PROJECT SUMMARY / ABSTRACT
A central goal of genomics is to understand the relationship between genotype and phenotype. In recent years,
the ability to quantitatively study genotype-phenotype maps has been revolutionized by the development of
multiplex assays of variant effect (MAVEs), which measure molecular phenotypes for thousands to millions of
genotypic variants in parallel. MAVE is an umbrella term that includes massively parallel reporter assays for
studies of DNA or RNA regulatory sequences, as well as deep mutational scanning assays of proteins or
structural RNAs. The rapid adoption of MAVE techniques across multiple genomic disciplines has created an
acute need for computational methods that can robustly and reproducibly infer quantitative genotype-
phenotype (G-P) maps from the large datasets that MAVEs produce. Here we propose a unified conceptual
and computational framework for quantitatively modeling G-P maps from MAVE data. This proposal is
motivated by our realization that accounting for the noise and nonlinearities that are omnipresent in MAVE
experiments requires explicit modeling of both the MAVE measurement process and the G-P map of interest.
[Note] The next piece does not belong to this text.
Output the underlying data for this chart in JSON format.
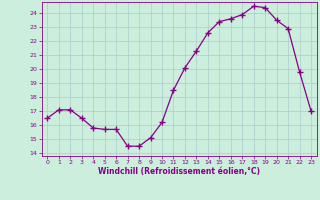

This joint inference strategy is more computationally demanding than most MAVE analysis methods, but it is
feasible using modern deep learning frameworks. Our extensive preliminary data show that this modeling
strategy is able to recover high-precision G-P maps even in the presence of major confounding effects, and
thus has the potential to benefit MAVE studies in multiple areas of genomics. Aim 1 will develop methods for
modeling the measurement processes that arise in diverse MAVE experimental designs. Aim 2 will develop
general methods for modeling genetic interactions within G-P maps, and will use these methods in conjunction
with new experiments to elucidate the molecular mechanism of a recently approved drug that targets
alternative mRNA splicing. Aim 3 will develop methods for inferring G-P maps that reflect biophysical models
of gene regulation, including both thermodynamic (i.e., quasi-equilibrium) and kinetic (i.e., non-equilibrium
steady-state) models. These methods will then be used, in conjunction with new MAVE experiments, to
develop a biophysical model for how a pleiotropic transcription factor regulates gene expression throughout the
Escherichia coli genome. Aim 4 will study and develop methods for treating gauge freedoms and sloppy
modes in the above classes of models, thereby facilitating the comparison, interpretation, and exploration of
inferred G-P maps. All of the computational techniques we develop will be incorporated into a robust and easy-
to-use Python package called MAVE-NN. We will benchmark MAVE-NN on a diverse array of MAVE datasets,
including published datasets and data generated as part of this project. In all, this work will fill a major need in
the analysis of MAVE experiments, yielding a robust, flexible, and scalable computational platform that will help
accelerate the use of MAVEs for understanding the effects of human genetic variation at the genomic scale.